Several concepts which aren't discussed in other courses have mentioned .
Especially the new way of splitting the datasets, transfer learning, multitask learning etc.
por Silvério M P•
Looking at practical examples is an enormous help and some concepts i learned here will undoubtedly be useful in the future, i just think there should be more of it. It's just really short both in duration as well as content
por Vignesh S•
It was really good to know how to structure and tune the nn so as to achieve a better model. But, I felt that it had too much theory in it that is hard to remember every time a model is to be designed. Overall, it was good.
por Rahul P•
One of the quick and great course for individual and team for understanding how to handle and structure the machine learning project. how to improve accuracy and handle error such a wonderful course made by deeplearning.ai
por chandrashekar r•
I rate the course high.
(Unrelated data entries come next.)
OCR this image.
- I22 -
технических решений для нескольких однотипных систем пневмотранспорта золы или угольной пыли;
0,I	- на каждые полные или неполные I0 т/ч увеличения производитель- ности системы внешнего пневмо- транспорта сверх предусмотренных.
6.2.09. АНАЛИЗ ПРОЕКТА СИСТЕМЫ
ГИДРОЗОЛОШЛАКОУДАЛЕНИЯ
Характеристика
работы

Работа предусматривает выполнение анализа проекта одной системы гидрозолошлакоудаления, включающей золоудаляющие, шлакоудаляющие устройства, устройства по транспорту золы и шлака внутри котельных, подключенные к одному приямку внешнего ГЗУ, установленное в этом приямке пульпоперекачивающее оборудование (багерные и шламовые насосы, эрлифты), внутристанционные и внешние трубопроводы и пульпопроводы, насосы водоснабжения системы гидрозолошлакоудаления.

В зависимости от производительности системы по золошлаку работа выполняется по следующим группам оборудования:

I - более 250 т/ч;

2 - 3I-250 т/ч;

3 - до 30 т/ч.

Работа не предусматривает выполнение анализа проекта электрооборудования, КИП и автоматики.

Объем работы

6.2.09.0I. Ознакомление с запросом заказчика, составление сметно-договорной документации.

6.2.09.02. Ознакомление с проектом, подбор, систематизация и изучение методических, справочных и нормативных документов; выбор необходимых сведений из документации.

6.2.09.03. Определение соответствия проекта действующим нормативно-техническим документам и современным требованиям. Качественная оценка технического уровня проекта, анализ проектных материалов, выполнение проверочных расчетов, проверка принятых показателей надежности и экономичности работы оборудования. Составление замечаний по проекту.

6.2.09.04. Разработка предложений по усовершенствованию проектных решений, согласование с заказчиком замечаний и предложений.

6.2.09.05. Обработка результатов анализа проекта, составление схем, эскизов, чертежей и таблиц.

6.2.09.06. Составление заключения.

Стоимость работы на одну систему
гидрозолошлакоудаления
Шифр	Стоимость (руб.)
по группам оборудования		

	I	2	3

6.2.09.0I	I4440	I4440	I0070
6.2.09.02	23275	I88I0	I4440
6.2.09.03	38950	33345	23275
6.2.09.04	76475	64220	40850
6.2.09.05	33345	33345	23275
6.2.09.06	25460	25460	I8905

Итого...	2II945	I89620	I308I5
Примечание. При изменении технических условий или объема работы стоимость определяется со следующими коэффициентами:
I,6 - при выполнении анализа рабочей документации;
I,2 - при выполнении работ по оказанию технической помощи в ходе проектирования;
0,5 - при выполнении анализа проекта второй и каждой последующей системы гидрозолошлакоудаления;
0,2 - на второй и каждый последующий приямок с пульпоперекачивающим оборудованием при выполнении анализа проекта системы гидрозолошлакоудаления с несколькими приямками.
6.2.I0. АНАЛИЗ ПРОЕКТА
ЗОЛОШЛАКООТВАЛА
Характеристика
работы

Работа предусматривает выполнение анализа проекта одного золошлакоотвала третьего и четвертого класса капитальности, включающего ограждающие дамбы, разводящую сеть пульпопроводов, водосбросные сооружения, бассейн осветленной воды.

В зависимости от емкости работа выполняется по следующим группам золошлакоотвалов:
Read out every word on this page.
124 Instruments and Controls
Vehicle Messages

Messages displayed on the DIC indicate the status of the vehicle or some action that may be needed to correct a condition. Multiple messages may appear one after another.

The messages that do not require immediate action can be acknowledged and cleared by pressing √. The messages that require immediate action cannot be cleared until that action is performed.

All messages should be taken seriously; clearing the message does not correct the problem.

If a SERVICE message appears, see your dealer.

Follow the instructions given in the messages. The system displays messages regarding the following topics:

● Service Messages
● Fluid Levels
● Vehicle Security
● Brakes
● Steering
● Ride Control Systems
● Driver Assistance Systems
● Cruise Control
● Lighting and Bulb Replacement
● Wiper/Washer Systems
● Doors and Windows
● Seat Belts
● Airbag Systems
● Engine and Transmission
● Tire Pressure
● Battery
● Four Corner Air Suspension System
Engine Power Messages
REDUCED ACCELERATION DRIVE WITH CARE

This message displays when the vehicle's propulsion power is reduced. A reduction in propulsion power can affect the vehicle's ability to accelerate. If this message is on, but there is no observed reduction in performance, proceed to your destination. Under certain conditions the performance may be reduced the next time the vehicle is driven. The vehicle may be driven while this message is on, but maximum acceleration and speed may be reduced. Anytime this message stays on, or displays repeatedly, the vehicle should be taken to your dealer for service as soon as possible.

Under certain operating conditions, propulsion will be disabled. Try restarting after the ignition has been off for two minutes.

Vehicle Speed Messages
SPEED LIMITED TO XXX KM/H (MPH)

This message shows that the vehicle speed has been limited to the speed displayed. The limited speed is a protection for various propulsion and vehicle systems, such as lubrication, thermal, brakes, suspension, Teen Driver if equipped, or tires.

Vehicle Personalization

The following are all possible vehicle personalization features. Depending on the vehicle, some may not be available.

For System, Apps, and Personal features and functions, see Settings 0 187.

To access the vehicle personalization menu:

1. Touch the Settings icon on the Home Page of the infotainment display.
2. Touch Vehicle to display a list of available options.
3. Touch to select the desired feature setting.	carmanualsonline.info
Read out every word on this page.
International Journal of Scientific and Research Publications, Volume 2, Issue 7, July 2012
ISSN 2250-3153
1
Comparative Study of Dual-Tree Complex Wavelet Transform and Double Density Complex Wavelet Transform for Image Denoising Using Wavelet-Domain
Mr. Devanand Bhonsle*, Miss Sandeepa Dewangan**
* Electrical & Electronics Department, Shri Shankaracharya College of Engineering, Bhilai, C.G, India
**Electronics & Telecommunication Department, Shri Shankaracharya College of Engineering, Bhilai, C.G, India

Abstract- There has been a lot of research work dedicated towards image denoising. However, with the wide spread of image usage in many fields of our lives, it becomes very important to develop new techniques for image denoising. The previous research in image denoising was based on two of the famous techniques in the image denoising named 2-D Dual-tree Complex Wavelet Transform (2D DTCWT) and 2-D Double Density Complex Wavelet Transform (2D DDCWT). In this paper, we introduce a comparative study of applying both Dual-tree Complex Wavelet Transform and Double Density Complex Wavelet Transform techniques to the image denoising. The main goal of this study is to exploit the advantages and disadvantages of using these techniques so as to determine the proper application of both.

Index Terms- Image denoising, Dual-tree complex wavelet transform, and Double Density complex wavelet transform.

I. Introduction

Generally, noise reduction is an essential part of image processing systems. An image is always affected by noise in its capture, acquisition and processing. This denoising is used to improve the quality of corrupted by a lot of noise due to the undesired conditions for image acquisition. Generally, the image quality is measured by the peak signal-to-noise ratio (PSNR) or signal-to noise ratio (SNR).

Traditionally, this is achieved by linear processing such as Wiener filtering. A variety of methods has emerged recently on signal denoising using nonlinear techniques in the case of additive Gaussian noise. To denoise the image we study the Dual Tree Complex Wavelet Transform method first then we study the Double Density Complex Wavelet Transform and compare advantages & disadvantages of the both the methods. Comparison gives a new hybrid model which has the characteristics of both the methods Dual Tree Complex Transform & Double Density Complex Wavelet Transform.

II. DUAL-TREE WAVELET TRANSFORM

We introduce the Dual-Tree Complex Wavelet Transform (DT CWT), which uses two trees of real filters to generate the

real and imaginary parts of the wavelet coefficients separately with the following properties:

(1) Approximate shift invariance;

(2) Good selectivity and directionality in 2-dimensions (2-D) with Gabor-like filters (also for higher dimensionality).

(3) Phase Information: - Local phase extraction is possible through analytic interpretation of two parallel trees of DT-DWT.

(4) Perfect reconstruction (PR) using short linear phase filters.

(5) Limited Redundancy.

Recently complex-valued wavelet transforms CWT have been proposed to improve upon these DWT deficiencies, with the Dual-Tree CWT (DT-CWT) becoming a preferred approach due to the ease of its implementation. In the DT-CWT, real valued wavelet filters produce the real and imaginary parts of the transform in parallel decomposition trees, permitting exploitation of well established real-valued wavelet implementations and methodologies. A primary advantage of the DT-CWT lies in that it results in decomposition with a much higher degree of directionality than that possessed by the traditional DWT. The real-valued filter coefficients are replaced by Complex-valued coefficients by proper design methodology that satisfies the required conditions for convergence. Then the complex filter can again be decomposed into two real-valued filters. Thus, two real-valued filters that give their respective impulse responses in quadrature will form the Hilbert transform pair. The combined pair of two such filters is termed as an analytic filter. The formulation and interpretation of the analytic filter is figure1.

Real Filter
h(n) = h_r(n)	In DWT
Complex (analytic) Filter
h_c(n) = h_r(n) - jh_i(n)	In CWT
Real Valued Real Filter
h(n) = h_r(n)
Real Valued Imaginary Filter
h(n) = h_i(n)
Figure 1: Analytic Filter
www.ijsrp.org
Unfortunately many of questions (posed in the forum) have not been answered.
Her are some suggestions:
Have quiz after every lecture. That will firm up the concepts.
Give lesser help in assignments.
por Gustavo S d S•
Gives a sense about improving the performance of Deep Neural Networks, with error/bias/variance/data mismatch analysis. However, there is a lack of hands-on exercises, not having a programming assignment, only quizzes.
por Michael F•
Lots of useful tips and tricks in this course. I feel that the videos could have been a bit shorter, and it would have been nice to have some programming assignments. Overall the course was extremely useful, however.